Sasha hadn’t thought she could face food, and now found the opposite true. “More than, and those look great. We’re missing Doyle and Bran.”

“They’re doing a walkabout. Snooze you lose,” Riley announced. “How’re you doing?”

“Fine now. How about both of you?”

“Bumps and cuts, and nothing a hot shower and Bran’s magic salve didn’t deal with. Probably shouldn’t have said magic,” Riley realized.

“It is what it is. Annika and I are having wine.” She chose a bottle, got glasses, and took them out with her.

“She came around quick,” Sawyer observed.

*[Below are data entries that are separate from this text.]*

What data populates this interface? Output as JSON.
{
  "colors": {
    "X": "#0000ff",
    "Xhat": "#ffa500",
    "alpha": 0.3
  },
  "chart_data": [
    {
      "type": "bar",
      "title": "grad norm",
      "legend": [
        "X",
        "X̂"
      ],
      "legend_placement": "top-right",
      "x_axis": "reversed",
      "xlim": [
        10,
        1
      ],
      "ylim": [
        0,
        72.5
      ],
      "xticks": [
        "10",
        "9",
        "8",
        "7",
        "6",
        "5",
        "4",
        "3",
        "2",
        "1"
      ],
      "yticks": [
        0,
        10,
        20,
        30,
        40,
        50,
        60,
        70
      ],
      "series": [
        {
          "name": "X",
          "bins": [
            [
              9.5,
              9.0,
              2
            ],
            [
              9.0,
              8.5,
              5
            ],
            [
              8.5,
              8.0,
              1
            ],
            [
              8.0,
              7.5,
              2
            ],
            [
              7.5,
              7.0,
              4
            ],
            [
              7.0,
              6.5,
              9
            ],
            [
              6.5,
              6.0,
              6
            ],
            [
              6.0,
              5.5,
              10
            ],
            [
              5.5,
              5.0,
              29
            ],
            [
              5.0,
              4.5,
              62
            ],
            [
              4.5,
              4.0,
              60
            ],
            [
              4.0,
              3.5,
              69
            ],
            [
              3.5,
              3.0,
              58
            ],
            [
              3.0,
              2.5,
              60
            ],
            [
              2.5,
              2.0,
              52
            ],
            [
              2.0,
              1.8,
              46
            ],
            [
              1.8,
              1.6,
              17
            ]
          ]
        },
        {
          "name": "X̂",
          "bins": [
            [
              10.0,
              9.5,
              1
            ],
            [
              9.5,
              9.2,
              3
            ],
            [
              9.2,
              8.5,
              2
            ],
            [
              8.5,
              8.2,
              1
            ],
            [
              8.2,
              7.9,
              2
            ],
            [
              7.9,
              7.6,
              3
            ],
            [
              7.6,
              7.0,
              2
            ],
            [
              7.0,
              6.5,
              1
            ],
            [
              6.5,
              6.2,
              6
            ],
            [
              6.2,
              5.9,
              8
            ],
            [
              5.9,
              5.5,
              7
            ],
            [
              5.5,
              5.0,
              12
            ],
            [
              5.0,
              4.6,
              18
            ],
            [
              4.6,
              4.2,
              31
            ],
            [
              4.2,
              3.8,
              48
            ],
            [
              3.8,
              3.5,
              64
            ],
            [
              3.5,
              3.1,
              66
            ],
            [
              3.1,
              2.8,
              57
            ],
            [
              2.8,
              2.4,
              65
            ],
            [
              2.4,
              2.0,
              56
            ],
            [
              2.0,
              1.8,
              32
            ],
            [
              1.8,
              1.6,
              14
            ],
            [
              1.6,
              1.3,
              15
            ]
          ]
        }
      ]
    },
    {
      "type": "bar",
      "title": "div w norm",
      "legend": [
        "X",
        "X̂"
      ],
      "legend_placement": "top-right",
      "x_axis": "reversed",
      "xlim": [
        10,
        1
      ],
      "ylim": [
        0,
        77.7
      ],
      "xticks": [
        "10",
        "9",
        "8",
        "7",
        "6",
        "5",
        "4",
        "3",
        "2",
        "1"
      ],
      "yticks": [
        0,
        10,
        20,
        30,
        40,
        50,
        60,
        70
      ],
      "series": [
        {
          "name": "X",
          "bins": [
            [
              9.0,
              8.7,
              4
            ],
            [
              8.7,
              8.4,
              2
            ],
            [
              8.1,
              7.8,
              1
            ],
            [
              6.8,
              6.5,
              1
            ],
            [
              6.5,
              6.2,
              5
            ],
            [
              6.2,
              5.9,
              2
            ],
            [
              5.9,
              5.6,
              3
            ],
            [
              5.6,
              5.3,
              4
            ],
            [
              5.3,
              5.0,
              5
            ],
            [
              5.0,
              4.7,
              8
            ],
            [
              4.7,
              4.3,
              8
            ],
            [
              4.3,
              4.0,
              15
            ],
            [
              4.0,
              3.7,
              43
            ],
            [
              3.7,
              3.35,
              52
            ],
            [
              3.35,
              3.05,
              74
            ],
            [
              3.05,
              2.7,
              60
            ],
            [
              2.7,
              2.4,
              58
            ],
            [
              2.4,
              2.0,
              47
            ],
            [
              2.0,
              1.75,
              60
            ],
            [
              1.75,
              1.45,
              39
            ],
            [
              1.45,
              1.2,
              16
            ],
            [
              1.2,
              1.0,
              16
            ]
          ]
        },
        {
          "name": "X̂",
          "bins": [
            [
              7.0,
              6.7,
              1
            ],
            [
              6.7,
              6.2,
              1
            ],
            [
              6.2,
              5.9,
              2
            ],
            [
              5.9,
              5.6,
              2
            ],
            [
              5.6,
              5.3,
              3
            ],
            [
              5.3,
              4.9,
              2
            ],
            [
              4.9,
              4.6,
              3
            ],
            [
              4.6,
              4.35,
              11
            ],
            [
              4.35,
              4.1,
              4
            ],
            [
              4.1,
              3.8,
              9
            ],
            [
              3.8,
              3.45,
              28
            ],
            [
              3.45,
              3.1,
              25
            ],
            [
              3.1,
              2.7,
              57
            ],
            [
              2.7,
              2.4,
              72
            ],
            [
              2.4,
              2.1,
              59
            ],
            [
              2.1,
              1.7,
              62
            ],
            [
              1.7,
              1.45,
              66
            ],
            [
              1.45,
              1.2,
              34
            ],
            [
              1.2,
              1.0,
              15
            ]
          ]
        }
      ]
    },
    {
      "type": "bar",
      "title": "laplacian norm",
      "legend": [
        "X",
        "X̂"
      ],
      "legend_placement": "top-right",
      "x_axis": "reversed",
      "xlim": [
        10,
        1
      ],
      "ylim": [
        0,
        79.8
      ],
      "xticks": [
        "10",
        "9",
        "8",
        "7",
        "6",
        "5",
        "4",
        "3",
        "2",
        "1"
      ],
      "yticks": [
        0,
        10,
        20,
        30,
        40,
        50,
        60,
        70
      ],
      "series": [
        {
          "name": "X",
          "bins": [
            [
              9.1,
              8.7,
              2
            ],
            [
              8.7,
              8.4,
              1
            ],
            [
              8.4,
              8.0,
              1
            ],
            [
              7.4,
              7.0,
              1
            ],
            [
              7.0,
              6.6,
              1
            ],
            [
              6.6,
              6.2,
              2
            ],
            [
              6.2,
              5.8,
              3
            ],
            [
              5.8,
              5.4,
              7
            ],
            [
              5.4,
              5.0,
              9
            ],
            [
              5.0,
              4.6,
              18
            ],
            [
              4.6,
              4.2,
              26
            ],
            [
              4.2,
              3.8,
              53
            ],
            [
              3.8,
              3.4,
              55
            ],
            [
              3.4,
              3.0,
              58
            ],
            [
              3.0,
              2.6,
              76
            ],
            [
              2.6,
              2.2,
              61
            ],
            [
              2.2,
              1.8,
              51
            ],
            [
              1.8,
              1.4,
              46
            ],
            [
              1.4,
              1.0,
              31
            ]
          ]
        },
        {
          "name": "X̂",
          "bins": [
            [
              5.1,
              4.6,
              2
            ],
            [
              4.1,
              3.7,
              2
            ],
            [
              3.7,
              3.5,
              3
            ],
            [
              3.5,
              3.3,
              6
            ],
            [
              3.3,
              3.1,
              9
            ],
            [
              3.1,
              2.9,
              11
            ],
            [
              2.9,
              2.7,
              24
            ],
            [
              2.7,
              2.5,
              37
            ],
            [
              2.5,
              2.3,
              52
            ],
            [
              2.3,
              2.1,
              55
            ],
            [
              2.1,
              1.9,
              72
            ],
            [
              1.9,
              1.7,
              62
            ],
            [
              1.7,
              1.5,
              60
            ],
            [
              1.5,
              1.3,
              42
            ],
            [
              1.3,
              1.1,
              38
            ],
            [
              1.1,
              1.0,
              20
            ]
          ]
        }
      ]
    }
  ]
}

“Men.” Pitying him, Riley screwed a half dozen beers into a bucket she’d filled with ice. “She’s pissed, cutie. Down to a smolder maybe, but pissed—and trying to figure out how she feels about the fact that she was locking lips a few hours ago with a guy who turns out to be a sorcerer.”

“Oh, yeah? Lip-lock?”

“Talk about smoldering.” She winked at him, hefted the bucket. And noticed when she carried it out, Bran and Doyle rounding the side of the villa. They struck her as pretty easy with each other already.

“Order up!” she called to Sawyer, then plucked out a beer, dropped down into a chair. She waited until Sawyer brought the food, until others had taken wine or beer. Then lifted her own bottle.

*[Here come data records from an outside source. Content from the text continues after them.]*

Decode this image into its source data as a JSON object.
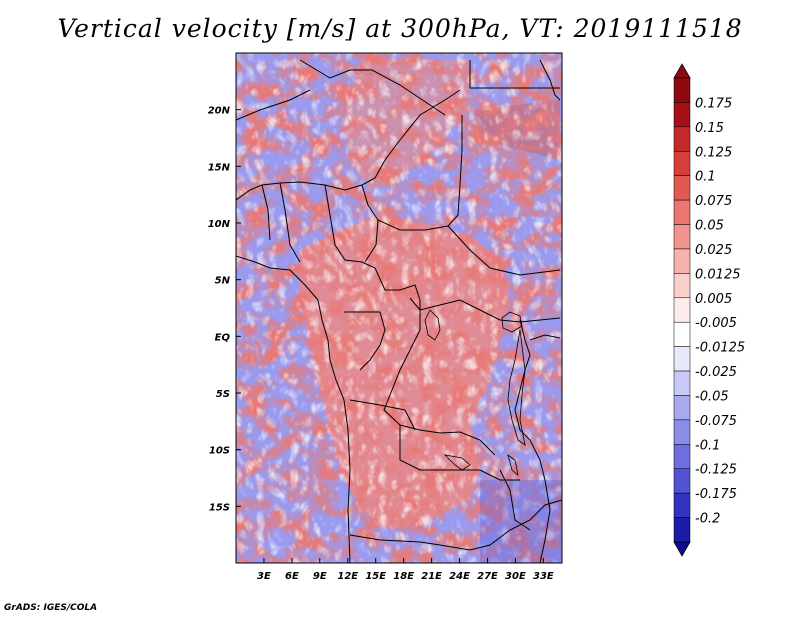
{
  "title": "Vertical velocity [m/s] at 300hPa, VT: 2019111518",
  "credit": "GrADS: IGES/COLA",
  "map": {
    "lon_range": [
      0,
      35
    ],
    "lat_range": [
      -20,
      25
    ],
    "lon_ticks": [
      {
        "value": 3,
        "label": "3E"
      },
      {
        "value": 6,
        "label": "6E"
      },
      {
        "value": 9,
        "label": "9E"
      },
      {
        "value": 12,
        "label": "12E"
      },
      {
        "value": 15,
        "label": "15E"
      },
      {
        "value": 18,
        "label": "18E"
      },
      {
        "value": 21,
        "label": "21E"
      },
      {
        "value": 24,
        "label": "24E"
      },
      {
        "value": 27,
        "label": "27E"
      },
      {
        "value": 30,
        "label": "30E"
      },
      {
        "value": 33,
        "label": "33E"
      }
    ],
    "lat_ticks": [
      {
        "value": 20,
        "label": "20N"
      },
      {
        "value": 15,
        "label": "15N"
      },
      {
        "value": 10,
        "label": "10N"
      },
      {
        "value": 5,
        "label": "5N"
      },
      {
        "value": 0,
        "label": "EQ"
      },
      {
        "value": -5,
        "label": "5S"
      },
      {
        "value": -10,
        "label": "10S"
      },
      {
        "value": -15,
        "label": "15S"
      }
    ]
  },
  "colorbar": {
    "levels": [
      {
        "label": "0.175",
        "color": "#a50f15"
      },
      {
        "label": "0.15",
        "color": "#c42a2a"
      },
      {
        "label": "0.125",
        "color": "#d43f3a"
      },
      {
        "label": "0.1",
        "color": "#e05a52"
      },
      {
        "label": "0.075",
        "color": "#ea766f"
      },
      {
        "label": "0.05",
        "color": "#f2938d"
      },
      {
        "label": "0.025",
        "color": "#f7b2ad"
      },
      {
        "label": "0.0125",
        "color": "#fbd0cc"
      },
      {
        "label": "0.005",
        "color": "#feeceb"
      },
      {
        "label": "-0.005",
        "color": "#ffffff"
      },
      {
        "label": "-0.0125",
        "color": "#e8e8fb"
      },
      {
        "label": "-0.025",
        "color": "#c9c9f6"
      },
      {
        "label": "-0.05",
        "color": "#a9a9f0"
      },
      {
        "label": "-0.075",
        "color": "#8c8ce9"
      },
      {
        "label": "-0.1",
        "color": "#6e6ee0"
      },
      {
        "label": "-0.125",
        "color": "#5252d4"
      },
      {
        "label": "-0.175",
        "color": "#3333c2"
      },
      {
        "label": "-0.2",
        "color": "#1b1ba8"
      }
    ],
    "top_color": "#8e0a10",
    "bottom_color": "#0d0d8c"
  }
}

“Here’s to a damn good fight.”

When Sasha just stared, Riley gestured with the bottle. “Any fight you walk away from and polish off with a cold beer is a good fight.”

“Can’t argue with that.” Doyle took a sandwich. “Got beer, got food—and appreciate it. But I still don’t have answers. Mr. Wizard’s being vague. Let’s get specific.”

“Mr. Wizard.” Riley snorted out a laugh. “That’s a good one,” she insisted as the others kept silent. “Sash, you should start rolling the ball, seeing as you got things going.”

“I don’t think I got anything going, but all right.” She took a sip of wine first. “I’m an artist.”

“I could see that from the sketch.”

“I live in North Carolina, now. I’ve always had . . .”

“A gift,” Bran finished, as if daring her to contradict him.

She just ignored him. “Right after the first of the year, I began having dreams, about us—all of us here—and about the stars.”

She took him up to her arrival at the hotel in Corfu.

“So you just hopped on a plane and . . . followed your dreams?”

“I couldn’t ignore them, couldn’t make them stop, so yes, that’s what I did. Riley, you should take it from there.”

“Sure. Most excellent salsa,” she added, and dipped a chip in the hill she’d put on her plate. “Tracking legends, myths, finding antiquities and artifacts—that’s what I do. The stars have been on my radar for a long time, and I’d dug up some information that arrowed here. I’d just finished a job, had some time, and decided to see what I could find out on the spot.”

She waved the bottle, took another hit.

“The thing is—and I didn’t mention this before—I didn’t plan to stay in that hotel. I’d planned to come to this area all along, but I had this impulse, is the best I can say. Treat yourself to a good hotel for a day or two, Riley, take a break. So there I was, taking a break with a very nice Bellini on the hotel terrace, and up walks the blonde.”

When she’d finished her side of it, she reached for another beer. “Over to you, Bran.”

He’d wrangled with himself over how much to tell them, what he should hold back. And decided, considering all, on full disclosure.

“Someone in my family, generation by generation, has been tasked to look for the stars, to hold them safe, and to one day return them to where they began, to where they can never be used for ill. So it came to me. We descend from Celene.”

“The goddess?” Riley set her beer down. “You’re a god?”

“I’m not.” Impatience sharpened his voice. “I’m what I told you. I’m a magician, and descended from her. She mated with a sorcerer—a mortal—and bore his son.”

“The demigod Movar,” Riley prompted, “conceived with the sorcerer called Asalri.”

“As you say.”

“And Movar had five sons and three daughters. I know the legend. Or,” Riley corrected, “your family tree.”